Apadamtase alfa

Clinical data
- Trade names: Adzynma
- Other names: ADAMTS13, recombinant-krhn; rADAMTS13
- AHFS/Drugs.com: Monograph
- License data: US DailyMed: Apadamtase alfa;
- Routes of administration: Intravenous
- ATC code: None;

Legal status
- Legal status: US: ℞-only; EU: Rx-only; In general: ℞ (Prescription only);

Identifiers
- CAS Number: 2086325-24-6;
- DrugBank: DB15164;
- UNII: U5SFU33XUX;
- KEGG: D12569;

= Apadamtase alfa =

Medication

Apadamtase alfa, sold under the brand name Adzynma, is an enzyme replacement therapy used for the treatment of thrombotic thrombocytopenic purpura. Apadamtase alfa is a human recombinant a disintegrin and metalloproteinase with thrombospondin motifs 13. It is given by injection into a vein.

The most common side effects include headache, diarrhea, migraine, abdominal pain, nausea, upper respiratory tract infection, dizziness and vomiting. During the clinical studies, no adverse events, including allergic reactions, were observed during the administration of Adzynma.

Apadamtase alfa was approved for medical use in the United States in November 2023, and in the European Union in August 2024.

== Medical uses ==
Apadamtase alfa is indicated for prophylactic (preventive) or on demand enzyme replacement therapy in people with congenital thrombotic thrombocytopenic purpura.

== History ==
The efficacy of apadamtase alfa in the prophylactic treatment of participants with congenital thrombotic thrombocytopenic purpura was evaluated in 46 participants who were randomized to receive six months of treatment with either apadamtase alfa or plasma based therapies (Period 1), then crossed over to the other treatment for six months (Period 2). The efficacy was demonstrated based on the incidence of thrombotic thrombocytopenic purpura events, and thrombotic thrombocytopenic purpura manifestations, as well as the incidence of the need for supplemental doses.
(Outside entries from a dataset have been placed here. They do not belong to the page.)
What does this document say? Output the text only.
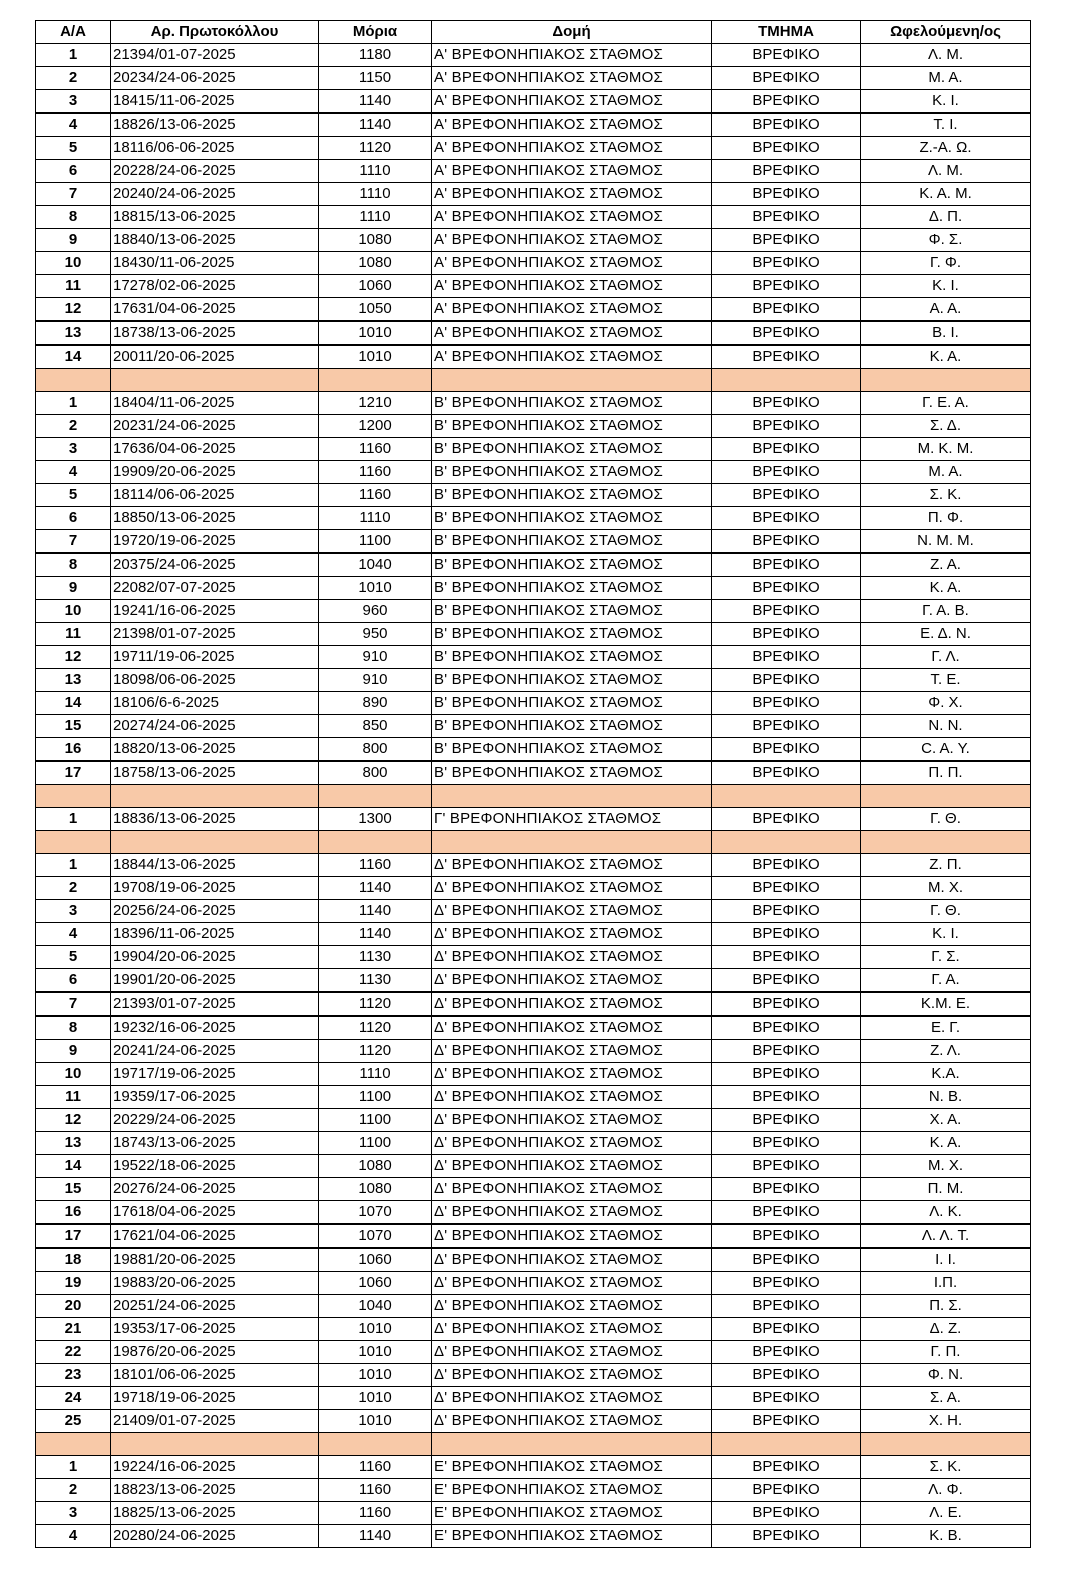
Α/Α	Αρ. Πρωτοκόλλου	Μόρια	Δομή	ΤΜΗΜΑ	Ωφελούμενη/ος
1	21394/01-07-2025	1180	Α' ΒΡΕΦΟΝΗΠΙΑΚΟΣ ΣΤΑΘΜΟΣ	ΒΡΕΦΙΚΟ	Λ. Μ.
2	20234/24-06-2025	1150	Α' ΒΡΕΦΟΝΗΠΙΑΚΟΣ ΣΤΑΘΜΟΣ	ΒΡΕΦΙΚΟ	Μ. Α.
3	18415/11-06-2025	1140	Α' ΒΡΕΦΟΝΗΠΙΑΚΟΣ ΣΤΑΘΜΟΣ	ΒΡΕΦΙΚΟ	Κ. Ι.
4	18826/13-06-2025	1140	Α' ΒΡΕΦΟΝΗΠΙΑΚΟΣ ΣΤΑΘΜΟΣ	ΒΡΕΦΙΚΟ	Τ. Ι.
5	18116/06-06-2025	1120	Α' ΒΡΕΦΟΝΗΠΙΑΚΟΣ ΣΤΑΘΜΟΣ	ΒΡΕΦΙΚΟ	Ζ.-Α. Ω.
6	20228/24-06-2025	1110	Α' ΒΡΕΦΟΝΗΠΙΑΚΟΣ ΣΤΑΘΜΟΣ	ΒΡΕΦΙΚΟ	Λ. Μ.
7	20240/24-06-2025	1110	Α' ΒΡΕΦΟΝΗΠΙΑΚΟΣ ΣΤΑΘΜΟΣ	ΒΡΕΦΙΚΟ	Κ. Α. Μ.
8	18815/13-06-2025	1110	Α' ΒΡΕΦΟΝΗΠΙΑΚΟΣ ΣΤΑΘΜΟΣ	ΒΡΕΦΙΚΟ	Δ. Π.
9	18840/13-06-2025	1080	Α' ΒΡΕΦΟΝΗΠΙΑΚΟΣ ΣΤΑΘΜΟΣ	ΒΡΕΦΙΚΟ	Φ. Σ.
10	18430/11-06-2025	1080	Α' ΒΡΕΦΟΝΗΠΙΑΚΟΣ ΣΤΑΘΜΟΣ	ΒΡΕΦΙΚΟ	Γ. Φ.
11	17278/02-06-2025	1060	Α' ΒΡΕΦΟΝΗΠΙΑΚΟΣ ΣΤΑΘΜΟΣ	ΒΡΕΦΙΚΟ	Κ. Ι.
12	17631/04-06-2025	1050	Α' ΒΡΕΦΟΝΗΠΙΑΚΟΣ ΣΤΑΘΜΟΣ	ΒΡΕΦΙΚΟ	Α. Α.
13	18738/13-06-2025	1010	Α' ΒΡΕΦΟΝΗΠΙΑΚΟΣ ΣΤΑΘΜΟΣ	ΒΡΕΦΙΚΟ	Β. Ι.
14	20011/20-06-2025	1010	Α' ΒΡΕΦΟΝΗΠΙΑΚΟΣ ΣΤΑΘΜΟΣ	ΒΡΕΦΙΚΟ	Κ. Α.

1	18404/11-06-2025	1210	Β' ΒΡΕΦΟΝΗΠΙΑΚΟΣ ΣΤΑΘΜΟΣ	ΒΡΕΦΙΚΟ	Γ. Ε. Α.
2	20231/24-06-2025	1200	Β' ΒΡΕΦΟΝΗΠΙΑΚΟΣ ΣΤΑΘΜΟΣ	ΒΡΕΦΙΚΟ	Σ. Δ.
3	17636/04-06-2025	1160	Β' ΒΡΕΦΟΝΗΠΙΑΚΟΣ ΣΤΑΘΜΟΣ	ΒΡΕΦΙΚΟ	Μ. Κ. Μ.
4	19909/20-06-2025	1160	Β' ΒΡΕΦΟΝΗΠΙΑΚΟΣ ΣΤΑΘΜΟΣ	ΒΡΕΦΙΚΟ	Μ. Α.
5	18114/06-06-2025	1160	Β' ΒΡΕΦΟΝΗΠΙΑΚΟΣ ΣΤΑΘΜΟΣ	ΒΡΕΦΙΚΟ	Σ. Κ.
6	18850/13-06-2025	1110	Β' ΒΡΕΦΟΝΗΠΙΑΚΟΣ ΣΤΑΘΜΟΣ	ΒΡΕΦΙΚΟ	Π. Φ.
7	19720/19-06-2025	1100	Β' ΒΡΕΦΟΝΗΠΙΑΚΟΣ ΣΤΑΘΜΟΣ	ΒΡΕΦΙΚΟ	Ν. Μ. Μ.
8	20375/24-06-2025	1040	Β' ΒΡΕΦΟΝΗΠΙΑΚΟΣ ΣΤΑΘΜΟΣ	ΒΡΕΦΙΚΟ	Ζ. Α.
9	22082/07-07-2025	1010	Β' ΒΡΕΦΟΝΗΠΙΑΚΟΣ ΣΤΑΘΜΟΣ	ΒΡΕΦΙΚΟ	Κ. Α.
10	19241/16-06-2025	960	Β' ΒΡΕΦΟΝΗΠΙΑΚΟΣ ΣΤΑΘΜΟΣ	ΒΡΕΦΙΚΟ	Γ. Α. Β.
11	21398/01-07-2025	950	Β' ΒΡΕΦΟΝΗΠΙΑΚΟΣ ΣΤΑΘΜΟΣ	ΒΡΕΦΙΚΟ	Ε. Δ. Ν.
12	19711/19-06-2025	910	Β' ΒΡΕΦΟΝΗΠΙΑΚΟΣ ΣΤΑΘΜΟΣ	ΒΡΕΦΙΚΟ	Γ. Λ.
13	18098/06-06-2025	910	Β' ΒΡΕΦΟΝΗΠΙΑΚΟΣ ΣΤΑΘΜΟΣ	ΒΡΕΦΙΚΟ	Τ. Ε.
14	18106/6-6-2025	890	Β' ΒΡΕΦΟΝΗΠΙΑΚΟΣ ΣΤΑΘΜΟΣ	ΒΡΕΦΙΚΟ	Φ. Χ.
15	20274/24-06-2025	850	Β' ΒΡΕΦΟΝΗΠΙΑΚΟΣ ΣΤΑΘΜΟΣ	ΒΡΕΦΙΚΟ	Ν. Ν.
16	18820/13-06-2025	800	Β' ΒΡΕΦΟΝΗΠΙΑΚΟΣ ΣΤΑΘΜΟΣ	ΒΡΕΦΙΚΟ	C. A. Y.
17	18758/13-06-2025	800	Β' ΒΡΕΦΟΝΗΠΙΑΚΟΣ ΣΤΑΘΜΟΣ	ΒΡΕΦΙΚΟ	Π. Π.

1	18836/13-06-2025	1300	Γ' ΒΡΕΦΟΝΗΠΙΑΚΟΣ ΣΤΑΘΜΟΣ	ΒΡΕΦΙΚΟ	Γ. Θ.

1	18844/13-06-2025	1160	Δ' ΒΡΕΦΟΝΗΠΙΑΚΟΣ ΣΤΑΘΜΟΣ	ΒΡΕΦΙΚΟ	Ζ. Π.
2	19708/19-06-2025	1140	Δ' ΒΡΕΦΟΝΗΠΙΑΚΟΣ ΣΤΑΘΜΟΣ	ΒΡΕΦΙΚΟ	Μ. Χ.
3	20256/24-06-2025	1140	Δ' ΒΡΕΦΟΝΗΠΙΑΚΟΣ ΣΤΑΘΜΟΣ	ΒΡΕΦΙΚΟ	Γ. Θ.
4	18396/11-06-2025	1140	Δ' ΒΡΕΦΟΝΗΠΙΑΚΟΣ ΣΤΑΘΜΟΣ	ΒΡΕΦΙΚΟ	Κ. Ι.
5	19904/20-06-2025	1130	Δ' ΒΡΕΦΟΝΗΠΙΑΚΟΣ ΣΤΑΘΜΟΣ	ΒΡΕΦΙΚΟ	Γ. Σ.
6	19901/20-06-2025	1130	Δ' ΒΡΕΦΟΝΗΠΙΑΚΟΣ ΣΤΑΘΜΟΣ	ΒΡΕΦΙΚΟ	Γ. Α.
7	21393/01-07-2025	1120	Δ' ΒΡΕΦΟΝΗΠΙΑΚΟΣ ΣΤΑΘΜΟΣ	ΒΡΕΦΙΚΟ	Κ.Μ. Ε.
8	19232/16-06-2025	1120	Δ' ΒΡΕΦΟΝΗΠΙΑΚΟΣ ΣΤΑΘΜΟΣ	ΒΡΕΦΙΚΟ	Ε. Γ.
9	20241/24-06-2025	1120	Δ' ΒΡΕΦΟΝΗΠΙΑΚΟΣ ΣΤΑΘΜΟΣ	ΒΡΕΦΙΚΟ	Ζ. Λ.
10	19717/19-06-2025	1110	Δ' ΒΡΕΦΟΝΗΠΙΑΚΟΣ ΣΤΑΘΜΟΣ	ΒΡΕΦΙΚΟ	Κ.Α.
11	19359/17-06-2025	1100	Δ' ΒΡΕΦΟΝΗΠΙΑΚΟΣ ΣΤΑΘΜΟΣ	ΒΡΕΦΙΚΟ	Ν. Β.
12	20229/24-06-2025	1100	Δ' ΒΡΕΦΟΝΗΠΙΑΚΟΣ ΣΤΑΘΜΟΣ	ΒΡΕΦΙΚΟ	Χ. Α.
13	18743/13-06-2025	1100	Δ' ΒΡΕΦΟΝΗΠΙΑΚΟΣ ΣΤΑΘΜΟΣ	ΒΡΕΦΙΚΟ	Κ. Α.
14	19522/18-06-2025	1080	Δ' ΒΡΕΦΟΝΗΠΙΑΚΟΣ ΣΤΑΘΜΟΣ	ΒΡΕΦΙΚΟ	Μ. Χ.
15	20276/24-06-2025	1080	Δ' ΒΡΕΦΟΝΗΠΙΑΚΟΣ ΣΤΑΘΜΟΣ	ΒΡΕΦΙΚΟ	Π. Μ.
16	17618/04-06-2025	1070	Δ' ΒΡΕΦΟΝΗΠΙΑΚΟΣ ΣΤΑΘΜΟΣ	ΒΡΕΦΙΚΟ	Λ. Κ.
17	17621/04-06-2025	1070	Δ' ΒΡΕΦΟΝΗΠΙΑΚΟΣ ΣΤΑΘΜΟΣ	ΒΡΕΦΙΚΟ	Λ. Λ. Τ.
18	19881/20-06-2025	1060	Δ' ΒΡΕΦΟΝΗΠΙΑΚΟΣ ΣΤΑΘΜΟΣ	ΒΡΕΦΙΚΟ	Ι. Ι.
19	19883/20-06-2025	1060	Δ' ΒΡΕΦΟΝΗΠΙΑΚΟΣ ΣΤΑΘΜΟΣ	ΒΡΕΦΙΚΟ	Ι.Π.
20	20251/24-06-2025	1040	Δ' ΒΡΕΦΟΝΗΠΙΑΚΟΣ ΣΤΑΘΜΟΣ	ΒΡΕΦΙΚΟ	Π. Σ.
21	19353/17-06-2025	1010	Δ' ΒΡΕΦΟΝΗΠΙΑΚΟΣ ΣΤΑΘΜΟΣ	ΒΡΕΦΙΚΟ	Δ. Ζ.
22	19876/20-06-2025	1010	Δ' ΒΡΕΦΟΝΗΠΙΑΚΟΣ ΣΤΑΘΜΟΣ	ΒΡΕΦΙΚΟ	Γ. Π.
23	18101/06-06-2025	1010	Δ' ΒΡΕΦΟΝΗΠΙΑΚΟΣ ΣΤΑΘΜΟΣ	ΒΡΕΦΙΚΟ	Φ. Ν.
24	19718/19-06-2025	1010	Δ' ΒΡΕΦΟΝΗΠΙΑΚΟΣ ΣΤΑΘΜΟΣ	ΒΡΕΦΙΚΟ	Σ. Α.
25	21409/01-07-2025	1010	Δ' ΒΡΕΦΟΝΗΠΙΑΚΟΣ ΣΤΑΘΜΟΣ	ΒΡΕΦΙΚΟ	Χ. Η.

1	19224/16-06-2025	1160	Ε' ΒΡΕΦΟΝΗΠΙΑΚΟΣ ΣΤΑΘΜΟΣ	ΒΡΕΦΙΚΟ	Σ. Κ.
2	18823/13-06-2025	1160	Ε' ΒΡΕΦΟΝΗΠΙΑΚΟΣ ΣΤΑΘΜΟΣ	ΒΡΕΦΙΚΟ	Λ. Φ.
3	18825/13-06-2025	1160	Ε' ΒΡΕΦΟΝΗΠΙΑΚΟΣ ΣΤΑΘΜΟΣ	ΒΡΕΦΙΚΟ	Λ. Ε.
4	20280/24-06-2025	1140	Ε' ΒΡΕΦΟΝΗΠΙΑΚΟΣ ΣΤΑΘΜΟΣ	ΒΡΕΦΙΚΟ	Κ. Β.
The efficacy of on demand enzyme replacement therapy was evaluated based on the proportion of acute thrombotic thrombocytopenic purpura events responding to apadamtase alfa in both the prophylactic and the on-demand cohorts throughout the duration of the study. All acute and subacute thrombotic thrombocytopenic purpura events resolved after treatment with either apadamtase alfa or plasma based therapies.

The US Food and Drug Administration (FDA) granted the application for apadamtase alfa priority review, fast track, and orphan drug designations. The FDA granted approval of Adzynma to Takeda Pharmaceuticals U.S.A. Inc.

== Society and culture ==
=== Legal status ===
In May 2024, the Committee for Medicinal Products for Human Use (CHMP) of the European Medicines Agency (EMA) adopted a positive opinion, recommending the granting of a marketing authorization under exceptional circumstances for the medicinal product Adzynma, indicated for the treatment of ADAMTS13 deficiency in people with congenital thrombotic thrombocytopenic purpura (cTTP). The applicant for this medicinal product is Takeda Manufacturing Austria AG. The active substance of Adzynma is recombinant ADAMTS13 (rADAMTS13). Apadamtase alfa was approved for medical use in the European Union in August 2024.